Sementara jatah beras harus diterima ditempat tugas, walaupun jatah beras masih menumpuk di gudang perusahaan penerbangan swasta nasional PT. Trigana Air Service (TAS) di Bandara Sentani, ibukota Kabupaten Jayapura.
"Para guru non asli Papua tidak bisa betah bertahan karena susah mengkonsumsi makanan lokal seperi talas, singkong dan umbi-umbian lainnya," kata Anthonius.

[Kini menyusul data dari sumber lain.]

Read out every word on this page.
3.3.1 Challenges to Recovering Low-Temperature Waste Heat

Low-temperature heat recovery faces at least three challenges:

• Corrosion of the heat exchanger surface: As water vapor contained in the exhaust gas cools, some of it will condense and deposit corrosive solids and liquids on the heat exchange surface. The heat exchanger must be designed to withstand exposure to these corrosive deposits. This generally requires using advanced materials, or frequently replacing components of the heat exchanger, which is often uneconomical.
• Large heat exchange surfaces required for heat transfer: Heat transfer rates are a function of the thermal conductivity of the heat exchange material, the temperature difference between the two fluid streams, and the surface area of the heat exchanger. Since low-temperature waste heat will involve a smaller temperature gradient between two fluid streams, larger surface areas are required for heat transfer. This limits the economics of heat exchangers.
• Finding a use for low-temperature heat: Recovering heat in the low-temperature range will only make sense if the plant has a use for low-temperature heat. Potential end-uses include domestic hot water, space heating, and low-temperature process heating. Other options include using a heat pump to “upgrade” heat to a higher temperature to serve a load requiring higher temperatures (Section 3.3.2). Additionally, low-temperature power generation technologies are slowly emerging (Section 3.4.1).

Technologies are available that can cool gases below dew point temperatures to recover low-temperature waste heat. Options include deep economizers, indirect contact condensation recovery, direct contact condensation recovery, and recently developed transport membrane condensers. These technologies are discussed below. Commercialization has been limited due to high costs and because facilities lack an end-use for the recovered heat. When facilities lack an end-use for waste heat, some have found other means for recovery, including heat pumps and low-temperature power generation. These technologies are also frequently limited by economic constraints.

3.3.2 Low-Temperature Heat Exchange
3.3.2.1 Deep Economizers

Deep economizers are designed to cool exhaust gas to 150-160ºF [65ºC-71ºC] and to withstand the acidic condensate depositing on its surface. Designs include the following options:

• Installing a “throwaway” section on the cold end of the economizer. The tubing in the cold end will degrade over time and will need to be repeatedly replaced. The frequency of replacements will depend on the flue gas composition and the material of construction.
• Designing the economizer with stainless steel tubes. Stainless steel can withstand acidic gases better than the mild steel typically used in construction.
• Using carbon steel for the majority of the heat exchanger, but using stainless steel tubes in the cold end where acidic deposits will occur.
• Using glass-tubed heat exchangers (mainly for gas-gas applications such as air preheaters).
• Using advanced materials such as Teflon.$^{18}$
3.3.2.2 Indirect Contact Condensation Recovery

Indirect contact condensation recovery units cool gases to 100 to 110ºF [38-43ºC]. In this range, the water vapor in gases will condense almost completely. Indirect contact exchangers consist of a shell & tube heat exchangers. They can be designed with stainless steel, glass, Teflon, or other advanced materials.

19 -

Dia juga mengakui beras yang terjual di kios-kios milik pedagang dari Buton, Bugis dan Makassar pun jumlahnya sangat terbatas, apalagi harganya mencekik leher, mencapai antara Rp25.000-Rp30.000/kg.
Selain beras, gula pasir dibeli dengan harga Rp15.000/kg, susu kental manis Rp20.000/kaleng serta persediaan kebutuhan rumah tangga
lain diperoleh dengan harga relatif mahal.
Pegunungan Bintang dimekarkan dari Kabupaten Jayawijaya bersama 13 kabupaten lainnya di Papua yang diresmikan semasa Mendagri Hari Sabarno di Jayapura, 12 April 2003, dan menjadi kabupaten definitif Agustus 2005.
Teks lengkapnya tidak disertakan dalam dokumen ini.